Because Socher’s system was trained using data sets that covered sentiment and structure, the system can answer questions about the sentiment, or emotional tone, of text, as well as basic questions about its structure. “The cool thing is that it learns that from example,” Socher says. “It wires the episodic memory for itself.”
MetaMind tested its system using a data set released by Facebook for measuring machine performance at question-and-answer tasks. The startup’s software outperformed Facebook’s own algorithms by a narrow margin.
Making computers better at understanding everyday language could have significant implications for companies such as Facebook. It could provide a much easier way for users to find or filter information, allowing them to enter requests written as normal sentences. It could also enable Facebook to glean meaning from the information its users post on their pages and those of their friends. This could offer a powerful way to recommend information, or to place ads alongside content more thoughtfully.
The work is a sign of ongoing progress toward giving machines better language skills. Much of this work now revolves around an approach known as deep learning, which involves feeding vast amounts of data into a system that performs a series of calculations to help identify abstract features in, say, an image or an audio file.
“One thing that’s promising here is that the architecture clearly separates modules for ‘episodic’ and ‘semantic’ memory,” says Noah Smith, an associate professor at Carnegie Mellon University who studies natural language processing. “That’s been a shortcoming of many neural-network-based architectures, and in my view it’s great to see a step in the direction of models that can be inspected to allow engineering of further improvements.”
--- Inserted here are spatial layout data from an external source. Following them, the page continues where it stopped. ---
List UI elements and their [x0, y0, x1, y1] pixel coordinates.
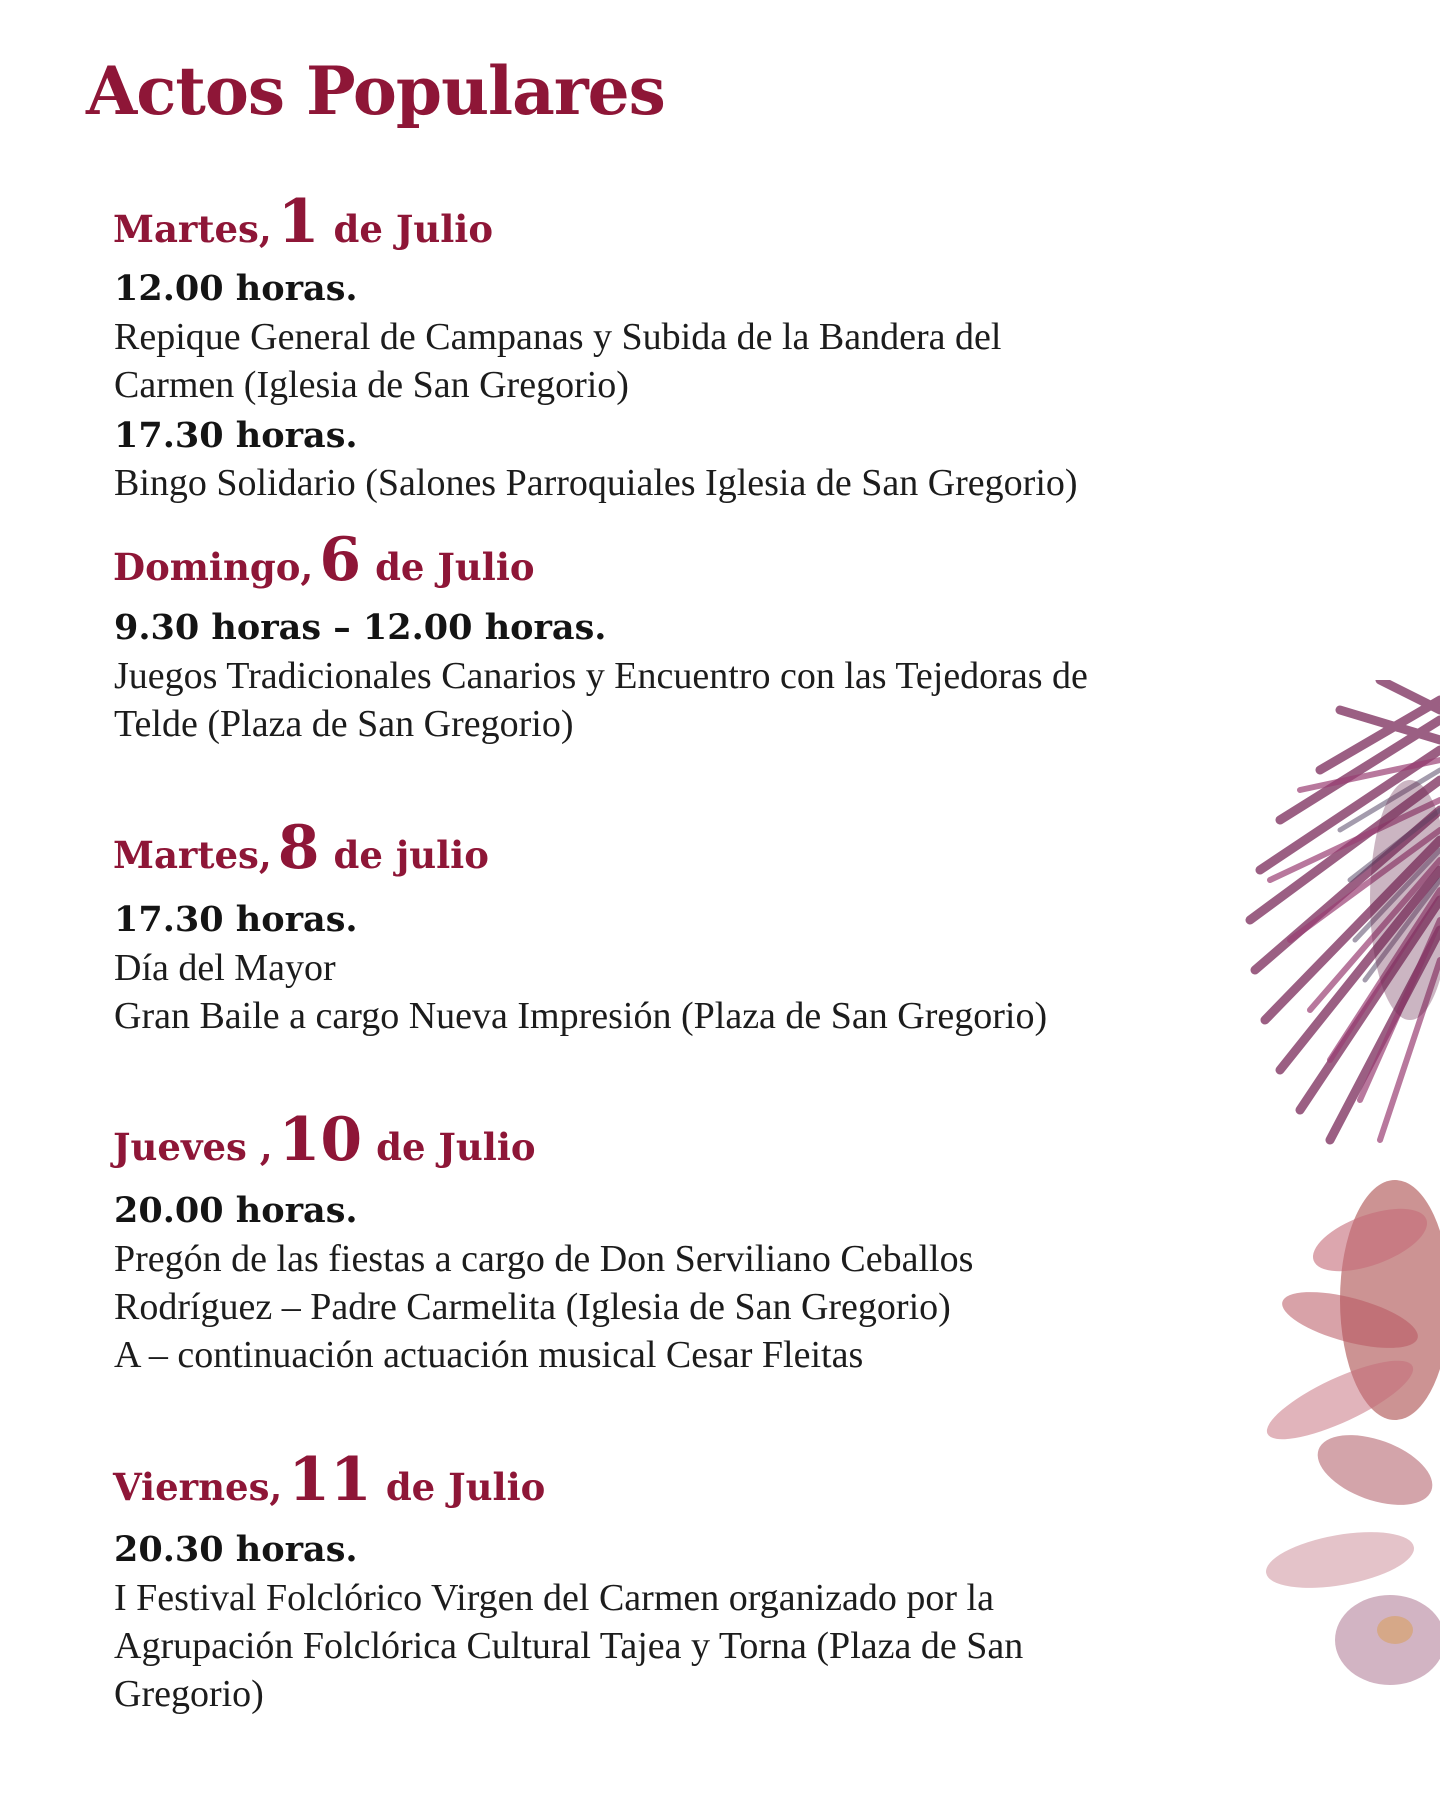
event-description-line: Gran Baile a cargo Nueva Impresión (Plaza de San Gregorio)	[114, 995, 1048, 1037]
day-weekday: Viernes,	[113, 1465, 283, 1509]
event-description-line: Gregorio)	[114, 1673, 264, 1715]
event-description-line: Pregón de las fiestas a cargo de Don Serviliano Ceballos	[114, 1238, 974, 1280]
day-weekday: Martes,	[113, 207, 272, 251]
event-description-line: A – continuación actuación musical Cesar Fleitas	[114, 1334, 864, 1376]
page-title: Actos Populares	[86, 52, 665, 130]
day-heading-domingo-6	[113, 525, 535, 595]
event-description-line: Repique General de Campanas y Subida de la Bandera del	[114, 316, 1002, 358]
day-heading-jueves-10	[113, 1105, 536, 1175]
day-number: 6	[319, 525, 362, 595]
day-number: 11	[288, 1445, 372, 1515]
day-heading-martes-8	[113, 813, 489, 883]
event-description-line: Telde (Plaza de San Gregorio)	[114, 703, 574, 745]
event-time: 20.30 horas.	[114, 1529, 358, 1570]
pink-flower-petals	[1258, 1180, 1440, 1685]
event-description-line: Rodríguez – Padre Carmelita (Iglesia de San Gregorio)	[114, 1286, 951, 1328]
event-description-line: Juegos Tradicionales Canarios y Encuentro con las Tejedoras de	[114, 655, 1088, 697]
event-description-line: Agrupación Folclórica Cultural Tajea y Torna (Plaza de San	[114, 1625, 1024, 1667]
day-weekday: Martes,	[113, 833, 272, 877]
purple-flower-petals	[1250, 680, 1440, 1140]
event-time: 17.30 horas.	[114, 899, 358, 940]
day-number: 8	[277, 813, 320, 883]
event-time: 20.00 horas.	[114, 1190, 358, 1231]
event-description-line: Bingo Solidario (Salones Parroquiales Iglesia de San Gregorio)	[114, 462, 1078, 504]
day-heading-viernes-11	[113, 1445, 546, 1515]
day-month: de Julio	[385, 1465, 546, 1509]
event-description-line: Día del Mayor	[114, 947, 336, 989]
event-time: 17.30 horas.	[114, 415, 358, 456]
event-description-line: I Festival Folclórico Virgen del Carmen organizado por la	[114, 1577, 994, 1619]
event-time: 9.30 horas – 12.00 horas.	[114, 607, 607, 648]
day-month: de Julio	[333, 207, 494, 251]
day-weekday: Domingo,	[113, 545, 314, 589]
day-month: de julio	[333, 833, 489, 877]
flower-illustration	[1140, 680, 1440, 1780]
day-month: de Julio	[375, 545, 535, 589]
day-heading-martes-1	[113, 187, 494, 257]
day-weekday: Jueves ,	[113, 1125, 273, 1169]
day-month: de Julio	[376, 1125, 536, 1169]
day-number: 10	[278, 1105, 363, 1175]
event-description-line: Carmen (Iglesia de San Gregorio)	[114, 364, 629, 406]
day-number: 1	[277, 187, 320, 257]
event-time: 12.00 horas.	[114, 268, 358, 309]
Yoshua Bengio, a professor at the University of Montreal and a leading figure in the field of deep learning, describes Socher’s system as “a novel variant” of the methods championed at Facebook and Google. Bengio adds that the work is one of many recent advances that are experiment but promising. “The potential for this type of research is very important for language understanding and natural language interfaces, which is crucial and of very high value for many companies,” he says.
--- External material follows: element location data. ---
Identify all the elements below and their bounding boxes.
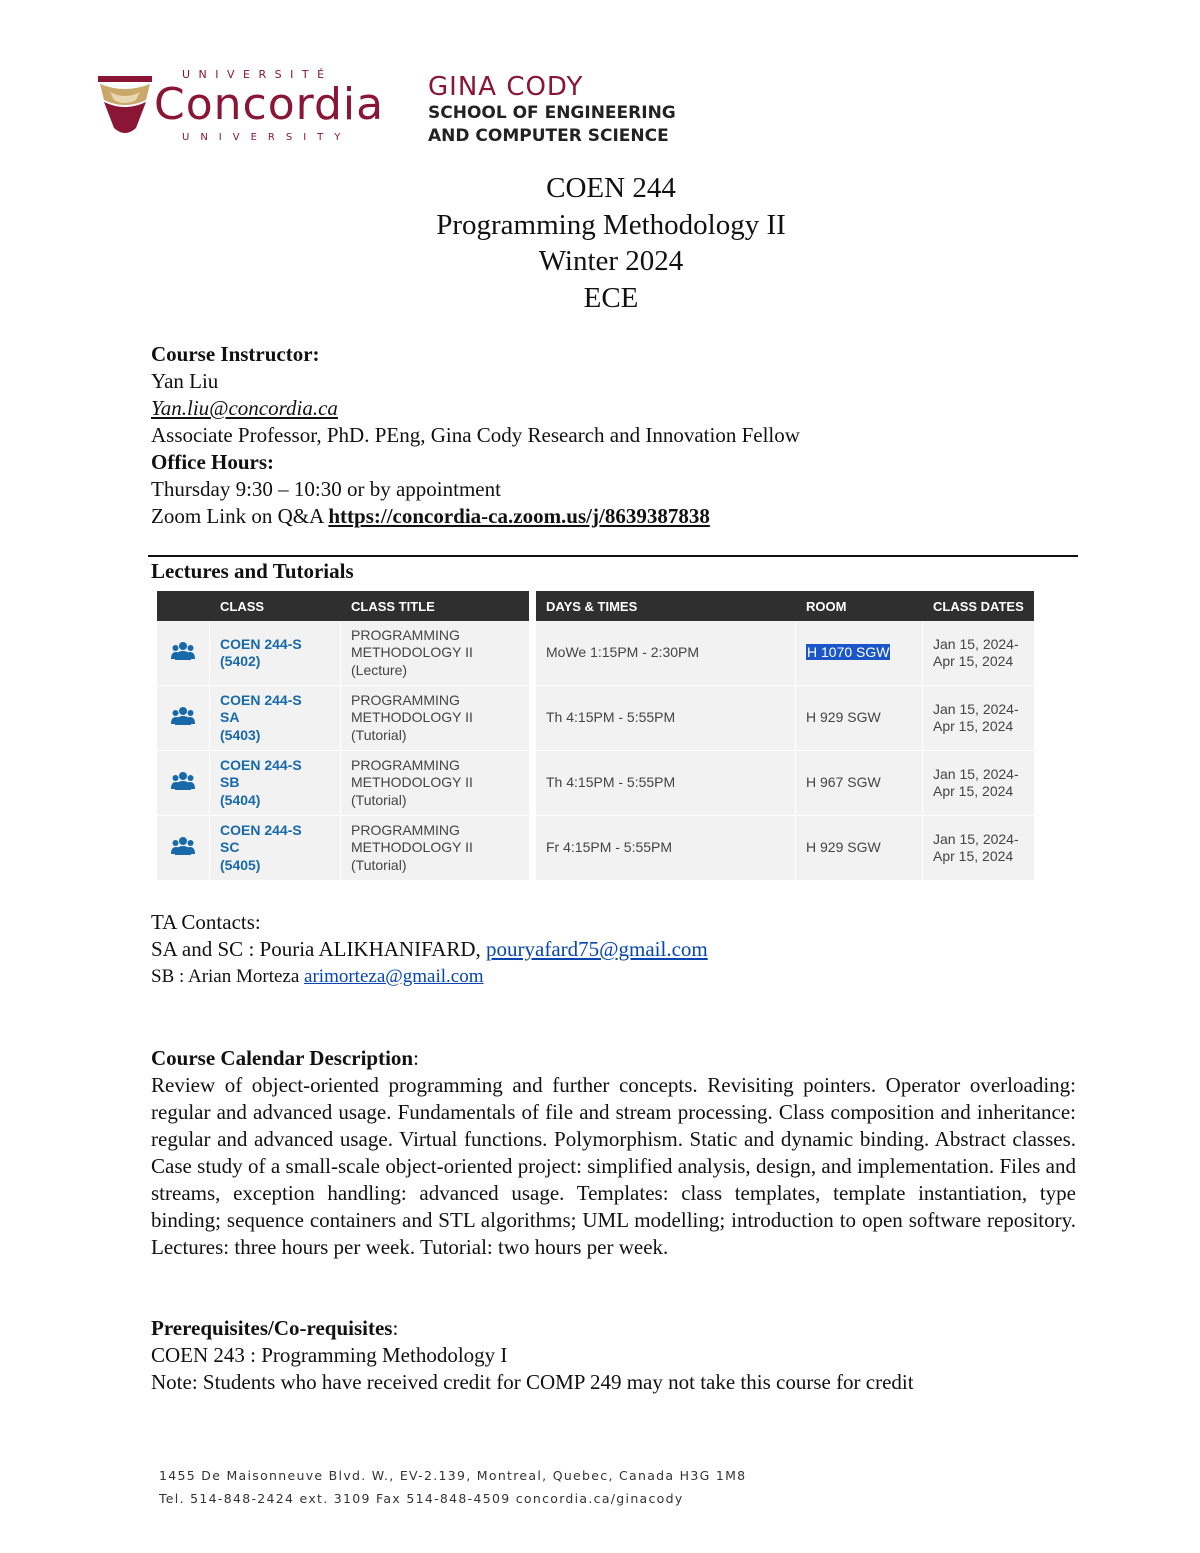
room-cell [796, 816, 923, 881]
school-line-1: SCHOOL OF ENGINEERING [428, 103, 676, 123]
school-name: GINA CODY [428, 72, 584, 102]
concordia-shield-icon [96, 70, 154, 142]
table-row [157, 621, 1034, 686]
class-code: COEN 244-S [220, 756, 302, 773]
prereq-course: COEN 243 : Programming Methodology I [151, 1343, 508, 1367]
class-title-cell [341, 621, 536, 686]
footer-address: 1455 De Maisonneuve Blvd. W., EV-2.139, Montreal, Quebec, Canada H3G 1M8 [159, 1468, 747, 1483]
class-code-link[interactable] [220, 636, 302, 670]
class-dates-cell [923, 621, 1034, 686]
column-header-class-title: CLASS TITLE [341, 591, 536, 621]
logo-university-text: UNIVERSITY [182, 132, 352, 143]
class-icon-cell[interactable] [157, 751, 210, 816]
instructor-name: Yan Liu [151, 369, 219, 393]
class-dates-cell [923, 751, 1034, 816]
days-times-cell: MoWe 1:15PM - 2:30PM [536, 621, 796, 686]
class-date-start: Jan 15, 2024- [933, 635, 1019, 652]
footer [159, 1464, 746, 1510]
ta-line-1-prefix: SA and SC : Pouria ALIKHANIFARD, [151, 937, 487, 961]
class-section: SA [220, 709, 240, 726]
class-title-line-2: METHODOLOGY II [351, 839, 473, 856]
class-date-start: Jan 15, 2024- [933, 765, 1019, 782]
section-divider [148, 555, 1078, 557]
prereq-colon: : [392, 1316, 399, 1340]
office-hours-heading: Office Hours: [151, 450, 275, 474]
description-heading-line [151, 1045, 1076, 1072]
course-description-section [151, 1045, 1076, 1261]
class-title-line-1: PROGRAMMING [351, 626, 460, 643]
class-title-line-2: METHODOLOGY II [351, 644, 473, 661]
prereq-note: Note: Students who have received credit for COMP 249 may not take this course for credit [151, 1370, 914, 1394]
people-group-icon[interactable] [171, 648, 195, 664]
class-date-end: Apr 15, 2024 [933, 653, 1014, 669]
class-number: (5404) [220, 791, 261, 808]
ta-line-sa-sc [151, 936, 1076, 963]
class-kind: (Tutorial) [351, 726, 407, 743]
column-header-room: ROOM [796, 591, 923, 621]
class-cell[interactable] [210, 751, 341, 816]
office-hours-text: Thursday 9:30 – 10:30 or by appointment [151, 477, 501, 501]
room-value: H 929 SGW [806, 709, 881, 726]
class-icon-cell[interactable] [157, 621, 210, 686]
zoom-line [151, 503, 1076, 530]
class-cell[interactable] [210, 686, 341, 751]
description-heading: Course Calendar Description [151, 1046, 414, 1070]
people-group-icon[interactable] [171, 778, 195, 794]
room-cell [796, 686, 923, 751]
course-code: COEN 244 [546, 172, 676, 204]
room-cell [796, 621, 923, 686]
course-dept: ECE [583, 281, 639, 314]
column-header-class-dates: CLASS DATES [923, 591, 1034, 621]
class-date-start: Jan 15, 2024- [933, 830, 1019, 847]
room-cell [796, 751, 923, 816]
icon-column-header [157, 591, 210, 621]
column-header-class: CLASS [210, 591, 341, 621]
class-cell[interactable] [210, 816, 341, 881]
class-kind: (Tutorial) [351, 856, 407, 873]
instructor-role: Associate Professor, PhD. PEng, Gina Cody Research and Innovation Fellow [151, 423, 800, 447]
class-number: (5402) [220, 653, 261, 669]
course-name: Programming Methodology II [436, 208, 786, 241]
room-value: H 1070 SGW [807, 644, 890, 661]
class-code-link[interactable] [220, 692, 302, 743]
people-group-icon[interactable] [171, 713, 195, 729]
instructor-section [151, 341, 1076, 530]
class-icon-cell[interactable] [157, 816, 210, 881]
table-row [157, 686, 1034, 751]
class-number: (5403) [220, 726, 261, 743]
zoom-link[interactable]: https://concordia-ca.zoom.us/j/8639387838 [328, 504, 710, 528]
class-cell[interactable] [210, 621, 341, 686]
class-code: COEN 244-S [220, 635, 302, 652]
days-times-cell: Fr 4:15PM - 5:55PM [536, 816, 796, 881]
class-title-cell [341, 686, 536, 751]
class-section: SB [220, 774, 240, 791]
zoom-prefix: Zoom Link on Q&A [151, 504, 329, 528]
ta-heading: TA Contacts: [151, 910, 261, 934]
class-date-end: Apr 15, 2024 [933, 783, 1014, 799]
course-title-block [0, 170, 1200, 316]
class-code: COEN 244-S [220, 821, 302, 838]
class-title-line-1: PROGRAMMING [351, 691, 460, 708]
class-title-line-1: PROGRAMMING [351, 821, 460, 838]
prereq-heading-line [151, 1315, 1076, 1342]
class-code: COEN 244-S [220, 691, 302, 708]
logo-concordia-wordmark: Concordia [154, 79, 385, 130]
ta-contacts-section [151, 909, 1076, 990]
logo-universite-text: UNIVERSITÉ [182, 68, 333, 81]
instructor-heading: Course Instructor: [151, 342, 320, 366]
class-kind: (Tutorial) [351, 791, 407, 808]
class-title-line-2: METHODOLOGY II [351, 709, 473, 726]
table-header-row [157, 591, 1034, 621]
prerequisites-section [151, 1315, 1076, 1396]
table-row [157, 816, 1034, 881]
class-schedule-table [157, 591, 1034, 881]
class-kind: (Lecture) [351, 661, 408, 678]
gina-cody-logo [428, 72, 676, 148]
description-text: Review of object-oriented programming and further concepts. Revisiting pointers. Operator overloading: regular and advanced usage. Fundamentals of file and stream processing. Class composition and inheritance: regular and advanced usage. Virtual functions. Polymorphism. Static and dynamic binding. Abstract classes. Case study of a small-scale object-oriented project: simplified analysis, design, and implementation. Files and streams, exception handling: advanced usage. Templates: class templates, template instantiation, type binding; sequence containers and STL algorithms; UML modelling; introduction to open software repository. Lectures: three hours per week. Tutorial: two hours per week. [151, 1073, 1076, 1259]
class-title-line-1: PROGRAMMING [351, 756, 460, 773]
instructor-email-link[interactable]: Yan.liu@concordia.ca [151, 396, 338, 420]
description-colon: : [413, 1046, 419, 1070]
class-number: (5405) [220, 856, 261, 873]
class-icon-cell[interactable] [157, 686, 210, 751]
class-dates-cell [923, 686, 1034, 751]
room-value: H 929 SGW [806, 839, 881, 856]
footer-contact: Tel. 514-848-2424 ext. 3109 Fax 514-848-4509 concordia.ca/ginacody [159, 1491, 684, 1506]
class-section: SC [220, 839, 240, 856]
room-value: H 967 SGW [806, 774, 881, 791]
ta-email-arian-link[interactable]: arimorteza@gmail.com [304, 966, 484, 987]
class-title-line-2: METHODOLOGY II [351, 774, 473, 791]
table-row [157, 751, 1034, 816]
column-header-days-times: DAYS & TIMES [536, 591, 796, 621]
class-date-end: Apr 15, 2024 [933, 848, 1014, 864]
days-times-cell: Th 4:15PM - 5:55PM [536, 686, 796, 751]
class-dates-cell [923, 816, 1034, 881]
ta-line-sb [151, 963, 1076, 990]
class-code-link[interactable] [220, 822, 302, 873]
class-title-cell [341, 751, 536, 816]
class-code-link[interactable] [220, 757, 302, 808]
class-title-cell [341, 816, 536, 881]
ta-line-2-prefix: SB : Arian Morteza [151, 966, 305, 987]
lectures-heading: Lectures and Tutorials [151, 559, 354, 583]
ta-email-pouria-link[interactable]: pouryafard75@gmail.com [486, 937, 708, 961]
concordia-logo [96, 68, 396, 148]
class-date-start: Jan 15, 2024- [933, 700, 1019, 717]
days-times-cell: Th 4:15PM - 5:55PM [536, 751, 796, 816]
people-group-icon[interactable] [171, 843, 195, 859]
school-line-2: AND COMPUTER SCIENCE [428, 126, 669, 146]
prereq-heading: Prerequisites/Co-requisites [151, 1316, 393, 1340]
class-date-end: Apr 15, 2024 [933, 718, 1014, 734]
course-term: Winter 2024 [538, 245, 684, 277]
Others are less impressed. Robert Berwick, a professor of computational linguistics and computer science at MIT, says Socher’s method uses established techniques and offers only incremental progress. He adds that it achieves little similarity with the way episodic memory works in the human brain, and ignores important progress that has been made in linguistics.
Socher believes the biggest significance of his work is that it makes progress toward more generalizable machine intelligence. “This idea of adding memory components is something that’s in the air right now,” he says. “A lot of people are building different kinds of models, but our goal is to try to find one model that can perform lots of different tasks.”